Think-Reflect-Revise (TRR) addresses safety alignment in LVLMs by adding explicit policy-guided reflection and revision to the usual reasoning process. It introduces ReSafe, a 5k-sample dataset with think–reflect–revise structure, and uses SFT followed by GRPO reinforcement learning to instill reflective behavior. Across safety benchmarks and jailbreak attacks, TRR yields substantial gains in safe response rates while preserving or enhancing general multimodal reasoning, outperforming several baselines and matching frontier models on safety. The work demonstrates that explicit, policy-driven self-correction can robustly defend against visually concealed safety violations in multimodal models and suggests directions for broader safety alignment.

Abstract

As multimodal reasoning improves the overall capabilities of Large Vision Language Models (LVLMs), recent studies have begun to explore safety-oriented reasoning, aiming to enhance safety awareness by analyzing potential safety risks during the reasoning process before generating the final response.
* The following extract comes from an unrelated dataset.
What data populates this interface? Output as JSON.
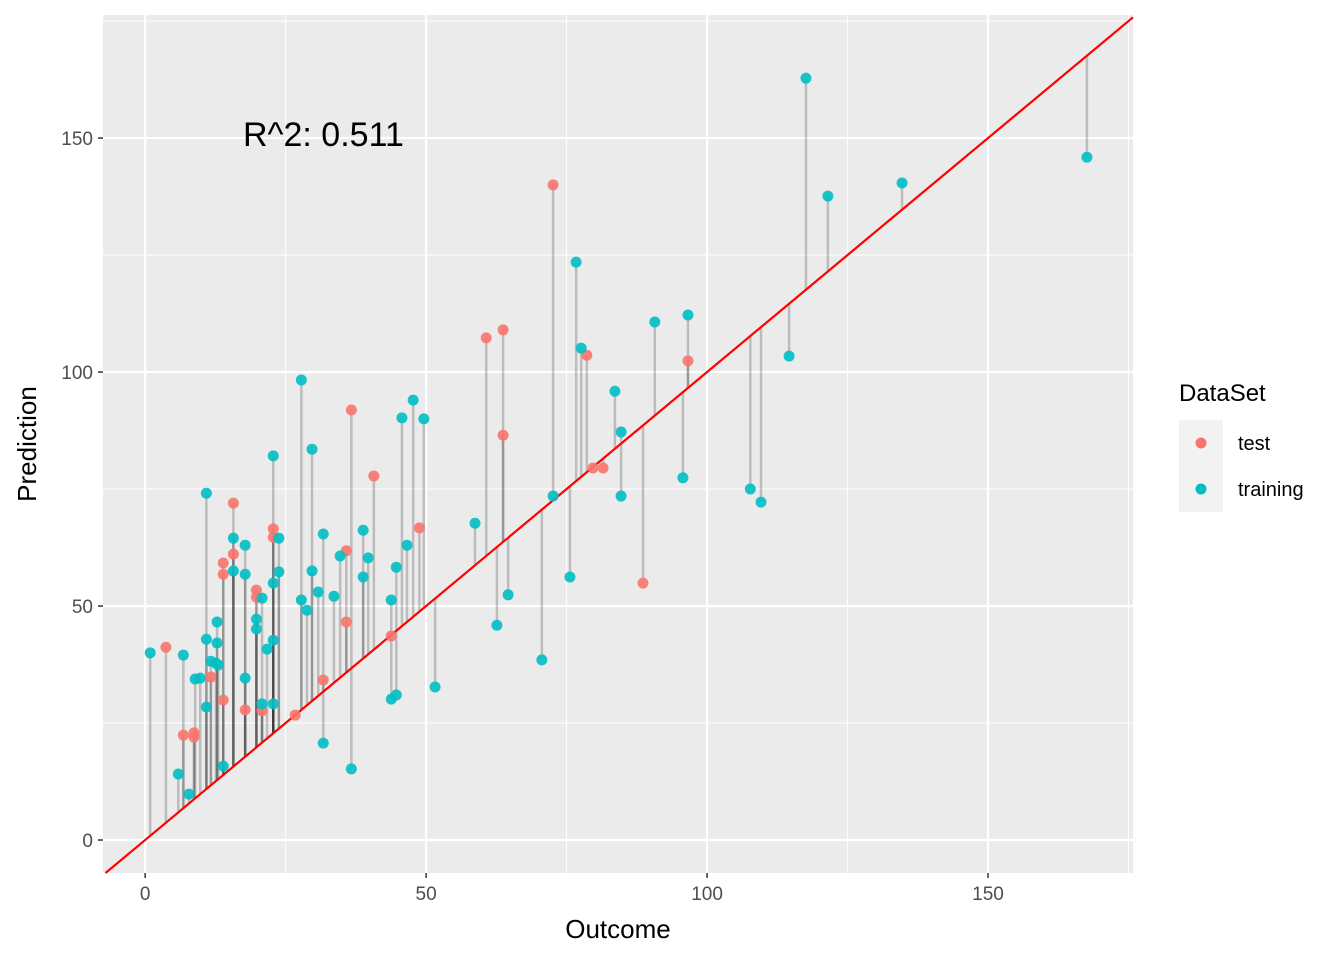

Although such approaches improve safety awareness and interpretability, this single-pass think-then-answer paradigm remains vulnerable to contextual or visual jailbreak attacks. This reveals a critical flaw: single-pass reasoning may overlook explicit harmful content in its own output. Our key insight is to exploit this wasted signal through reflection, which can effectively leverage the malicious content revealed in the first-pass reasoning to enable genuine self-correction and prevent unsafe generations. Motivated by this, we propose Think-Reflect-Revise (TRR), a three-stage training framework designed to enhance the safety alignment of LVLMs through policy-guided self-reflection. We first build a Reflective Safety Reasoning (ReSafe) dataset with 5,000 examples that follow a think-reflect-revise process. We then fine-tune the target model using the ReSafe dataset to initialize reflective behavior, and finally reinforce policy-guided reflection through reinforcement learning. Experimental results show that TRR substantially improves the safety performance of LVLMs across both safety-awareness benchmarks and jailbreak attack evaluations, increasing the overall safe response rate from 42.8% to 87.7% on Qwen2.5-VL-7B, while preserving stable performance on general benchmarks such as MMMU and MMStar. The project page is available at https://think-reflect-revise.github.io/.

Paper Structure

This paper contains 23 sections, 7 equations, 4 figures, 3 tables.

Figures (4)

  • Figure 1: Comparison of the responses produced by SafeWork-R1-7B and Qwen2.5-VL-7B trained with our Think-Reflect-Revise when subjected to the MML-Mirror jailbreak attack. MML-Mirror embeds harmful intent by first encoding malicious queries into images through typographic rendering, then mirroring the images to obscure the harmful content. The attack is further contextualized within a fictional game development scenario, prompting the model to complete the visual content in a manner aligned with the villain’s objectives.
  • Figure 2: Overview of Think-Reflect-Revise (TRR). TRR comprises three stages: (1) ReSafe Dataset Construction, in which we construct a dataset of think-reflect-revise examples. (2) Reflective Behavior Initialization, where the target model is fine-tuned to initialize reflective reasoning; and (3) Reflective Behavior Enhancement, in which we further strengthen the reflective behavior through reinforcement learning.
  • Figure 3: Ablation study on safety training stages of TRR.
  • Figure 4: Improvement in safe rate across safety categories of MML-M attack after self-reflection of Qwen2.5-VL-7B trained with TRR.